Tuesday, May 17, 2005

The call of the sea

We witnessed a strange event while we were on our beach trip. One afternoon we decided to take a break from our very strenuous lounging and walk along the shoreline. We happened to notice that some of the gulls had stopped milling about groups of people searching for food, and were lined up along the shoreline, staring out to sea. On our way back, there were at least 30 gulls, all staring very intently out at the sea.

I asked Jav, "I wonder what they are hearing?" He pretended to all of sudden hear it too, and snapped around to face the sea with a very longing look on his face. This cracked me up, and we went onto talk about something else. But it stayed on my mind. What were they doing? I thought some ancient memory was causing them to remember generation after generation of gulls. Ancestors struggling to survive with the angry churning backdrop of the sea spurning their instincts.
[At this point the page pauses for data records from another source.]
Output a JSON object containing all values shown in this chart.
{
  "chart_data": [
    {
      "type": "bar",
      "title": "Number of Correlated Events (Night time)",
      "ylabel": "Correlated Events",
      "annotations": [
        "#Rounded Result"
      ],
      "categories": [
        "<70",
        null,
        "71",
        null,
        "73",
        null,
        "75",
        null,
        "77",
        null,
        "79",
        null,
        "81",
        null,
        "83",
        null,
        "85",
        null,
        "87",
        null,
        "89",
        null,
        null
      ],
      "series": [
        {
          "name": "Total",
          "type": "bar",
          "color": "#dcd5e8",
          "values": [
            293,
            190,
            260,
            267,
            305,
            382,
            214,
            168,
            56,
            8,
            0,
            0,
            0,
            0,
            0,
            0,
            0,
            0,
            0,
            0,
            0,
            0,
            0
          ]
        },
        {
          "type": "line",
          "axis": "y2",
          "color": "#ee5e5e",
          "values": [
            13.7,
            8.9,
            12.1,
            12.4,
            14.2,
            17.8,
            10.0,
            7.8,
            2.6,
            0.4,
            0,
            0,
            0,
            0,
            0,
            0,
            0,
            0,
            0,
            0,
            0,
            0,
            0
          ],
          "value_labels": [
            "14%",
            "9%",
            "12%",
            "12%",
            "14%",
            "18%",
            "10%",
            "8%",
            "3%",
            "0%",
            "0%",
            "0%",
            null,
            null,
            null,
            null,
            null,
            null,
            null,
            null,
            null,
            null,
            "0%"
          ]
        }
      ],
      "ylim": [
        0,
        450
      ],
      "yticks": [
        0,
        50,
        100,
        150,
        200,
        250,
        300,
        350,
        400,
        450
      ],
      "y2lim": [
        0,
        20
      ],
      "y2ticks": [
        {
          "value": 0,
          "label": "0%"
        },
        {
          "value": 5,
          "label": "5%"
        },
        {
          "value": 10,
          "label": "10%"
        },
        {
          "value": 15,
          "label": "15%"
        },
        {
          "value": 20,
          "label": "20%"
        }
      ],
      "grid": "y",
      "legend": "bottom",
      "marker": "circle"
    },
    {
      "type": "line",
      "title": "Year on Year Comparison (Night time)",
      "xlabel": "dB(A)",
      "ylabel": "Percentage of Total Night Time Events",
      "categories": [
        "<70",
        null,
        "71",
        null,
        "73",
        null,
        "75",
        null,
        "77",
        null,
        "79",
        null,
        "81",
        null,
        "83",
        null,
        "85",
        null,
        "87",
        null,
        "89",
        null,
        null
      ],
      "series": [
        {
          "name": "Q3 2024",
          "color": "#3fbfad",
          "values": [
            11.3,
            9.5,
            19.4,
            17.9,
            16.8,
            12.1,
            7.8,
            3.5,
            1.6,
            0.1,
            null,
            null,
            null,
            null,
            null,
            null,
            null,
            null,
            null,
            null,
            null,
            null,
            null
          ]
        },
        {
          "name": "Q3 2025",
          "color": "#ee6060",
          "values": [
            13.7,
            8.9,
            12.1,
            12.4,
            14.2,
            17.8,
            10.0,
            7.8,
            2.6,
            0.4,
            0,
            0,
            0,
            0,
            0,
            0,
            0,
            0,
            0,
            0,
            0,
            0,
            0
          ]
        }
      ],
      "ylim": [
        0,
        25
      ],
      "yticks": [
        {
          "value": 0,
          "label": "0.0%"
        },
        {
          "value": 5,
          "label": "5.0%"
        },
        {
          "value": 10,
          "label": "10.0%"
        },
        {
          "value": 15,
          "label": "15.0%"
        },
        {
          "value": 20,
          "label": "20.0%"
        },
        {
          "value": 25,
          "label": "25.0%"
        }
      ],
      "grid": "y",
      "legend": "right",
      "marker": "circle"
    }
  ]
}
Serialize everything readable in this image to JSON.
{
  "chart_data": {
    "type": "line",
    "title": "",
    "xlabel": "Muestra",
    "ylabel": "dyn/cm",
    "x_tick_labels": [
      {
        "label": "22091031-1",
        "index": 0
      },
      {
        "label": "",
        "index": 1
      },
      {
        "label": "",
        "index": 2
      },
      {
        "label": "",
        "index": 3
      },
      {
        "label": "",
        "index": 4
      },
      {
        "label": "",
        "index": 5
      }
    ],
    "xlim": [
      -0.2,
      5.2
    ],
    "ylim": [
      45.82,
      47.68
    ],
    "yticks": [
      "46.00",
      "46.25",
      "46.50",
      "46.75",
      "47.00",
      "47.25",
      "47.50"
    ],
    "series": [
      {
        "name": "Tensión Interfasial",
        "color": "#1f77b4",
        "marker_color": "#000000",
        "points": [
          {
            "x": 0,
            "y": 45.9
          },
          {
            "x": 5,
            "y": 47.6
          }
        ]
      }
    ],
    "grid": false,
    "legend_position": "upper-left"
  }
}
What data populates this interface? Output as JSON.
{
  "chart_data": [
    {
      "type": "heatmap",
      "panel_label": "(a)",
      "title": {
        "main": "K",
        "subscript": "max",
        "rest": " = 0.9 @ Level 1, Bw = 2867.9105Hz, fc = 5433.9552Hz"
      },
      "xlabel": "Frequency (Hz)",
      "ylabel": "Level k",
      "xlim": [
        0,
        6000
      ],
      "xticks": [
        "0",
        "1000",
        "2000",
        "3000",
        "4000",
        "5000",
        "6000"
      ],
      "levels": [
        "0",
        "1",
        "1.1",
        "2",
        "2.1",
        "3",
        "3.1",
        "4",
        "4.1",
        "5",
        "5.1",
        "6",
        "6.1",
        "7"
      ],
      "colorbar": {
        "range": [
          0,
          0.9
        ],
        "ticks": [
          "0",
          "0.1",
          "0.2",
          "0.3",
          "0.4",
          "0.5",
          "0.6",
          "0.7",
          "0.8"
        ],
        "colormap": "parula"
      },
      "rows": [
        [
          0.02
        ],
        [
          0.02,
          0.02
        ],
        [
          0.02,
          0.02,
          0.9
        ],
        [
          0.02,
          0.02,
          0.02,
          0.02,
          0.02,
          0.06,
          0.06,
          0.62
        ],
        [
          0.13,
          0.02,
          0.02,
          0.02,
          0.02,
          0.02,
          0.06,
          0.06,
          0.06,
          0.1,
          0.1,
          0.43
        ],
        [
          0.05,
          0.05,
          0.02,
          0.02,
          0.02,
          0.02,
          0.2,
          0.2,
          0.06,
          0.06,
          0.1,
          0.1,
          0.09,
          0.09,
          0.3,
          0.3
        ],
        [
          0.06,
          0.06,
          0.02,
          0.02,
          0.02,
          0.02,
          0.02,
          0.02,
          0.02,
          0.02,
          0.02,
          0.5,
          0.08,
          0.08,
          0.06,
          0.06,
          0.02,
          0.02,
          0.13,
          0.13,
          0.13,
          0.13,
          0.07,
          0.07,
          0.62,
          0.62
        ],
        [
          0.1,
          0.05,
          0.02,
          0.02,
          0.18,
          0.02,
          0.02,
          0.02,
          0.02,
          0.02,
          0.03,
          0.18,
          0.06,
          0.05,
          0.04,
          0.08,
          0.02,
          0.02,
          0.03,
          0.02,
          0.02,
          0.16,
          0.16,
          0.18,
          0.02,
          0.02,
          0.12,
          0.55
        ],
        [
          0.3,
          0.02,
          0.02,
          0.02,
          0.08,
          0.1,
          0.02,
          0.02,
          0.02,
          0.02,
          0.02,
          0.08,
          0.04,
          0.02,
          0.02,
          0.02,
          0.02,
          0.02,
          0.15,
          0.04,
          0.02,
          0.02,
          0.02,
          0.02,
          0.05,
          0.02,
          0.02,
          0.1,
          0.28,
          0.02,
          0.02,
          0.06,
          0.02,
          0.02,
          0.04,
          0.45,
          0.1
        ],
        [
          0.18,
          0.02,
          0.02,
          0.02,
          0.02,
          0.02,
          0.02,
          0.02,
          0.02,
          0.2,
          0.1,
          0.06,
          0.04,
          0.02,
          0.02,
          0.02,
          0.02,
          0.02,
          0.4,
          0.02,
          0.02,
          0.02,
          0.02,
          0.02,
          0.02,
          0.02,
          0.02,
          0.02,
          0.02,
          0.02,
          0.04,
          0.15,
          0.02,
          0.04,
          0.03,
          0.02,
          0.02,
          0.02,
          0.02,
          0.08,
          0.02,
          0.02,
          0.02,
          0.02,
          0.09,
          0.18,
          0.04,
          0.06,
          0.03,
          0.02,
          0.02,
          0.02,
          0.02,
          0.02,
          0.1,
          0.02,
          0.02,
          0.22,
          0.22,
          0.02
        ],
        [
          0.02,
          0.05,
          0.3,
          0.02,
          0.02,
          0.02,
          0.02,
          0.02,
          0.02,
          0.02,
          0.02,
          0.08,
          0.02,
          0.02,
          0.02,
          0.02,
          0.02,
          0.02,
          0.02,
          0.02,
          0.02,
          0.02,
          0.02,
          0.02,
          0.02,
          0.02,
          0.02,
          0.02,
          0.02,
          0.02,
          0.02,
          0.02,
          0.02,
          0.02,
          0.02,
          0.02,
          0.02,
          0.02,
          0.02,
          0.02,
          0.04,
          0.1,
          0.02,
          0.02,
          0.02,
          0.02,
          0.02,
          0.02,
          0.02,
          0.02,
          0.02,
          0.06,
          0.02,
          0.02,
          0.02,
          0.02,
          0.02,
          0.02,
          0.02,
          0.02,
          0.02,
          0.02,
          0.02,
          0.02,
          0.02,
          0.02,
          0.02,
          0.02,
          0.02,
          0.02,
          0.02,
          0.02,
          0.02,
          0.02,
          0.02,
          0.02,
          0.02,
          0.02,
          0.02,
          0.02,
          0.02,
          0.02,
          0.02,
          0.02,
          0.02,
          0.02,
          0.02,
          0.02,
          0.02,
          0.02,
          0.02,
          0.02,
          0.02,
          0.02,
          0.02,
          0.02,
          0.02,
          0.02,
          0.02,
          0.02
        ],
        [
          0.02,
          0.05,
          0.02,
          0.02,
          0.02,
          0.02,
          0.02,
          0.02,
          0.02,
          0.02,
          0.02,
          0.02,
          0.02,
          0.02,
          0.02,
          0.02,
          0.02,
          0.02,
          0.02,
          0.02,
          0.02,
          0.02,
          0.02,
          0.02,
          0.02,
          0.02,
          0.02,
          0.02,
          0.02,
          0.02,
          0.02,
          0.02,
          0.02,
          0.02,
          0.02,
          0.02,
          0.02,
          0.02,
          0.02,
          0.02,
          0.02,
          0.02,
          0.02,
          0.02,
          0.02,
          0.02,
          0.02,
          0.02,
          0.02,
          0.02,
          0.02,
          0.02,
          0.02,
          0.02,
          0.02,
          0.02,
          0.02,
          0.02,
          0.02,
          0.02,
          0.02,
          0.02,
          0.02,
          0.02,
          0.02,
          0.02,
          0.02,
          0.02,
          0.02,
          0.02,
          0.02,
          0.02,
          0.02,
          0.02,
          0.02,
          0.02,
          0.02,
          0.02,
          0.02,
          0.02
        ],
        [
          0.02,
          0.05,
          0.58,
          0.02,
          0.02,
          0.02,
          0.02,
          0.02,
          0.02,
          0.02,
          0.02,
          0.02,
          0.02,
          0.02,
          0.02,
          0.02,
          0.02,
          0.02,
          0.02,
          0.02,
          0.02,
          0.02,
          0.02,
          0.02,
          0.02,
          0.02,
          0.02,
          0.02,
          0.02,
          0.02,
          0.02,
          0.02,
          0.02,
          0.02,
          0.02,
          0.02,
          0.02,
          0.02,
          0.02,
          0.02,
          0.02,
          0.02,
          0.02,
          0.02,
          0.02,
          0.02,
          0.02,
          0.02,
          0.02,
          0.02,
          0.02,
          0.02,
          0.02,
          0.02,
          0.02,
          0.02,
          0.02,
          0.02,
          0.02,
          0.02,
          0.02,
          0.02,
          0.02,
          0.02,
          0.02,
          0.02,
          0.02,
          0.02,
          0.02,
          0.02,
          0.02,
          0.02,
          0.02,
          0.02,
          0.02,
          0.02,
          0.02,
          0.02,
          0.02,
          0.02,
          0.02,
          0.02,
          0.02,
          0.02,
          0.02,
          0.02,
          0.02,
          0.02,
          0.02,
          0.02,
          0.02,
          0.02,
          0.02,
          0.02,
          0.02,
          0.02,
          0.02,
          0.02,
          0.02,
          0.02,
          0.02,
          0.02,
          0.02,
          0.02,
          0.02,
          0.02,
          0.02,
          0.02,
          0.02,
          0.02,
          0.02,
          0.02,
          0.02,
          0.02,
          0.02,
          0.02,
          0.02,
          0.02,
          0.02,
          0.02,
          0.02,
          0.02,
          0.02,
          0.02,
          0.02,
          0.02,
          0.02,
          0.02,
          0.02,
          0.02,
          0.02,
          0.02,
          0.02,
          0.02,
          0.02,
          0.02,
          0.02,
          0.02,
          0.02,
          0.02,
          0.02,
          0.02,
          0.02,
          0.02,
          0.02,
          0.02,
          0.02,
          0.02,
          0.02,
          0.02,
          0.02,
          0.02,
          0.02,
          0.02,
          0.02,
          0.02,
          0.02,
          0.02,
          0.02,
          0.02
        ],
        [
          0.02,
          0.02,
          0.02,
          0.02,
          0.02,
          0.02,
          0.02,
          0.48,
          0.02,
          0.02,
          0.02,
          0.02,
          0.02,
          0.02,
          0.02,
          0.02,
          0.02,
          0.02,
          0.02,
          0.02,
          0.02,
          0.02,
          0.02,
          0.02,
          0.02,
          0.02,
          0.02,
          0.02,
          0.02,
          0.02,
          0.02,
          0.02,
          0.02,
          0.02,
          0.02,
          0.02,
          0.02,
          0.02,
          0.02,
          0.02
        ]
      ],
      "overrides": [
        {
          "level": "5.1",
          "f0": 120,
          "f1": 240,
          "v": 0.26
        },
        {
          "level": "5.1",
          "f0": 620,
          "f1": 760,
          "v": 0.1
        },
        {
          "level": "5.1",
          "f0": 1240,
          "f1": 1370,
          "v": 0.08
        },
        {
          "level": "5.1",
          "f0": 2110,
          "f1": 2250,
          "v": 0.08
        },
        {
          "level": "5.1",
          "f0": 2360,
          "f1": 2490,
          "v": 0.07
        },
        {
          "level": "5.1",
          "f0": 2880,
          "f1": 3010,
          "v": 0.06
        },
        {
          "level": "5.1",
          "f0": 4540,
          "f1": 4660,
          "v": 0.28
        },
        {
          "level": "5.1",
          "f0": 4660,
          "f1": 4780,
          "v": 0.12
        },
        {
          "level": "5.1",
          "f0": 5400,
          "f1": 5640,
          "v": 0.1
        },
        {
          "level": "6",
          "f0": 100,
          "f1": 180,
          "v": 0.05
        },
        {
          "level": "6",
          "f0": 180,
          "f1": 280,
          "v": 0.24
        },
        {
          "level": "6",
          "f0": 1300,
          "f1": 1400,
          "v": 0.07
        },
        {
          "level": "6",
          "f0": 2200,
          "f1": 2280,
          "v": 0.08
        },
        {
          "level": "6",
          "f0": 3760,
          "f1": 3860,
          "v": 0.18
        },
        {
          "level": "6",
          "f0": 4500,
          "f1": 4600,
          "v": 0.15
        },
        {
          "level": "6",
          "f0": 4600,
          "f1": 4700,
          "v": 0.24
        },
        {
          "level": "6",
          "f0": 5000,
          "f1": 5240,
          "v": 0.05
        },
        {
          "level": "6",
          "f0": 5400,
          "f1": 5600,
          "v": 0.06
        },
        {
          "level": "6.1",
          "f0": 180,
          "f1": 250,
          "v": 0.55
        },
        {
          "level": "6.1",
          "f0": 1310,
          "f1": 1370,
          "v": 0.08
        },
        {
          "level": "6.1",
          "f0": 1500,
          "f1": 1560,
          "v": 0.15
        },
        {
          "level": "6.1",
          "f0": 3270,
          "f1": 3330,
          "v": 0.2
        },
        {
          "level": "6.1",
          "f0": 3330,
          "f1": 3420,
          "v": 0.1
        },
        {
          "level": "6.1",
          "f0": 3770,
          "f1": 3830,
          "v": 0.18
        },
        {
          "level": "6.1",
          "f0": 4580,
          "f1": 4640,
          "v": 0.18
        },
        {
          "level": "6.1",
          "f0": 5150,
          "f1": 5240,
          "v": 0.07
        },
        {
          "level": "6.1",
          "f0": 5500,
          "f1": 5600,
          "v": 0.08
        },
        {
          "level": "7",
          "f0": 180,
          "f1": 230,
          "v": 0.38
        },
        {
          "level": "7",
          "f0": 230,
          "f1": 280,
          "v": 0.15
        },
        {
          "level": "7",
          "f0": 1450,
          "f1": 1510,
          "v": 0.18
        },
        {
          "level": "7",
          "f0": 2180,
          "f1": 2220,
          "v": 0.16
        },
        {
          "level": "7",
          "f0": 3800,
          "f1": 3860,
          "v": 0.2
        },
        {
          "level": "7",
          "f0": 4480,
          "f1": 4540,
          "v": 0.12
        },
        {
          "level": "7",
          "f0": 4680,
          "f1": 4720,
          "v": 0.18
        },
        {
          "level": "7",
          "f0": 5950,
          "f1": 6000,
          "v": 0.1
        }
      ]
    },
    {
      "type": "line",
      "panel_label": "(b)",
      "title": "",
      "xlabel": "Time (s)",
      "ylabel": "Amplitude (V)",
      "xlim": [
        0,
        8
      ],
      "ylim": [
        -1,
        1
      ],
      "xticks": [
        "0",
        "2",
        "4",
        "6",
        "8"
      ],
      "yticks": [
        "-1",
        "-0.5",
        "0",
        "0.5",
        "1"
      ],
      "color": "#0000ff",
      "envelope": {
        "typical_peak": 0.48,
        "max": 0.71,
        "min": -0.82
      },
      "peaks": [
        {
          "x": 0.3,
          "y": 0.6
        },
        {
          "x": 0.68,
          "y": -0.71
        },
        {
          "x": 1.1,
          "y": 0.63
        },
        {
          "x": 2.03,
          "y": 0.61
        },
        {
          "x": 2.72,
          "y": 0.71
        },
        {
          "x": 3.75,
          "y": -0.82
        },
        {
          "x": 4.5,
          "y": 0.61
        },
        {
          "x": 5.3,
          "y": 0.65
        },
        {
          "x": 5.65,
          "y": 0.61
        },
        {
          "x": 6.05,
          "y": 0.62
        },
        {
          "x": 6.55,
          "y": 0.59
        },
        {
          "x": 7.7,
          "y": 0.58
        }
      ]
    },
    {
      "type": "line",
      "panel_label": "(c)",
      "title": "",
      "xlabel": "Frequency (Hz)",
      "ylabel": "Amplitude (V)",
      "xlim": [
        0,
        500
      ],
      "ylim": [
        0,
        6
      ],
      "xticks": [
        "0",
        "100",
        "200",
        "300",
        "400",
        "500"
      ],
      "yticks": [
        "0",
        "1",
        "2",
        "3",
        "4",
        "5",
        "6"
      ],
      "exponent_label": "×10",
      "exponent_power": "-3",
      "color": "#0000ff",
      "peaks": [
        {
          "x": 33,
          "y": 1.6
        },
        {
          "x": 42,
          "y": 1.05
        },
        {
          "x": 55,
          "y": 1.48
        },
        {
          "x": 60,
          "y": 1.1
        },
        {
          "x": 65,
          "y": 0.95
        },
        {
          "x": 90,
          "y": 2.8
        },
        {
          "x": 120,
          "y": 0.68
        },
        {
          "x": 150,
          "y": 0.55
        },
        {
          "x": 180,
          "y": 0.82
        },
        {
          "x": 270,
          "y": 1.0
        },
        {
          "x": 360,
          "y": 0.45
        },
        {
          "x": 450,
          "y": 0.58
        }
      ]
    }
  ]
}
The actual reason was not nearly as romantic as all of my musings. It wasn't what they were hearing, but what they saw. When we got back to the condo, we went out on the balcony to hang out our beach towels, and Jav spotted what the gulls had been looking at. The biggest patch of seaweed you've ever seen was slowly getting closer to the shore. It was just this huge brown patch in the middle of all the blue. And sure enough, the next morning the beach was covered with seaweed. The gulls hung around the edge of the water for the next day, as we watched the seaweed slowly roll back into the water, then roll back onto the shore. Each time, gathering small fish and who knows what for the gulls to feast on. A smorgasboard of the highest order, at least to gulls.

I guess I'd probably go catatonic, too, if I saw my dinner for the next few weeks floating towards me.

3 comments:

Julie said...

Mmmm...50-foot lasagna...

junebee said...

Maybe it was the giant seaweed pizza finally being delivered...

Anonymous said...

I just hope nobody else saw Jav snap his head around and look longingly out to sea along with 30 seagulls.